Toplantının açılışında bir konuşma yapan ANTGİAD Yönetim Kurulu Başkanı Osman Sert; “Özellikle Türk kadınını tanımlarken merhamet, şefkat, sevgi ve fedakârlığın sembolü olduklarını hep belirtiriz, hatta Türk kadınlarının tarih boyunca istiklal ve istikbal mücadelelerinde daima en ön safta yer aldıklarını ve kimi zaman devletin kuruluşunda, kimi zaman da vatanın kurtuluşunda görev üstlenen kahraman kadınlarımızı yad ederiz.

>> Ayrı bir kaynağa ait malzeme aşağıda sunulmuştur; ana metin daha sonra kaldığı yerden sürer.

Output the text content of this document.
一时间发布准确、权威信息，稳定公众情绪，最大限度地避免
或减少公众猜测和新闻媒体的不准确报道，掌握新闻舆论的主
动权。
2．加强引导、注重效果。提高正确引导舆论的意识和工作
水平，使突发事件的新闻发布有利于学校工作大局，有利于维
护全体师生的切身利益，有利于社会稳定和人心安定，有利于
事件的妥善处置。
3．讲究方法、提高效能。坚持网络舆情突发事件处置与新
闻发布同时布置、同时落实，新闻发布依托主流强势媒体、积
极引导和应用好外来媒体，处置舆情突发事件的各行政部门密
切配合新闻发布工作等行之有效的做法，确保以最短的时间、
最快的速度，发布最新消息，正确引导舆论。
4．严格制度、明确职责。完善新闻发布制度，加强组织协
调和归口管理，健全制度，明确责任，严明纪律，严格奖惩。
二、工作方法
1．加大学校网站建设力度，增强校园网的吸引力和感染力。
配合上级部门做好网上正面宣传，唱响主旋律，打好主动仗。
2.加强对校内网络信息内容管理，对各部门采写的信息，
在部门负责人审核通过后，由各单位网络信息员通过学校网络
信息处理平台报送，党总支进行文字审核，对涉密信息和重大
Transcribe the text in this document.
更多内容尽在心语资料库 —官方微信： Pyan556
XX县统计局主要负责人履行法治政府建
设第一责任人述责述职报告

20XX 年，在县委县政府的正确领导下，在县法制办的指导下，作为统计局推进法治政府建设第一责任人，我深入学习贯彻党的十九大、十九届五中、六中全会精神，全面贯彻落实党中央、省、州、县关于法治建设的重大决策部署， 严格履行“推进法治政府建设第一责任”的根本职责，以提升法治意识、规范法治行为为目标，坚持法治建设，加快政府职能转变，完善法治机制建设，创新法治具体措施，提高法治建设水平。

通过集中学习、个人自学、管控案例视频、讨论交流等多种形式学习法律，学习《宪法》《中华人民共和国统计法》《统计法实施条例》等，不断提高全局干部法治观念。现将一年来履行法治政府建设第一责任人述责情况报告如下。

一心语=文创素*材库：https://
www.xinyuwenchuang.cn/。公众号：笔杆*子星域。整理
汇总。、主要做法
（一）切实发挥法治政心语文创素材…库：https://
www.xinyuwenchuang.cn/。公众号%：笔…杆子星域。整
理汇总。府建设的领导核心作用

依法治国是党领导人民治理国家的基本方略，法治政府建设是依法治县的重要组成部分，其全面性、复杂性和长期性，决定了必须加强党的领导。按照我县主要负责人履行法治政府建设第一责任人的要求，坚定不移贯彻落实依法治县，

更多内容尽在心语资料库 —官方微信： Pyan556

Dünyanın birçok yerinde kadına Seçme Seçilme Hakkı verilmemişken, 5 Aralık 1934 yılında kadınlarımıza bu imkân tanınmıştı. Bu hakkın verilmesinde önderlik eden Ulu Önder Mustafa Kemal ATATÜRK, kadınlarımız hakkında “Bir toplum aynı gayeye bütün kadınları ve erkekleriyle beraber yürümezse ilerlemesine ve medenileşmesine teknik bakımdan imkân, ilmi bakımdan da ihtimal yoktur.”

Bu vizyonun en önemli takipçisi ve O’nun değerlerine sonuna kadar sahip çıkan; Antalya Genç İş İnsanları Derneği olarak bizler kurulduğumuz günden bugüne ilkelerinden sapmadan çalışmaya, üretmeye ve katma değer sağlamaya devam ediyoruz. Bugünkü konumuz Cumhuriyet’in İkinci Yüzyılında Çok Boyutlu Kadın Yoksulluğu. Antalya Genç İş İnsanları Derneği kadın erkek eşitsizliği üzerine çalışmaları farkındalıkları artıran bununla ilgili çözüm üretmeye çalışan bir dernek olmaya devam edecektir.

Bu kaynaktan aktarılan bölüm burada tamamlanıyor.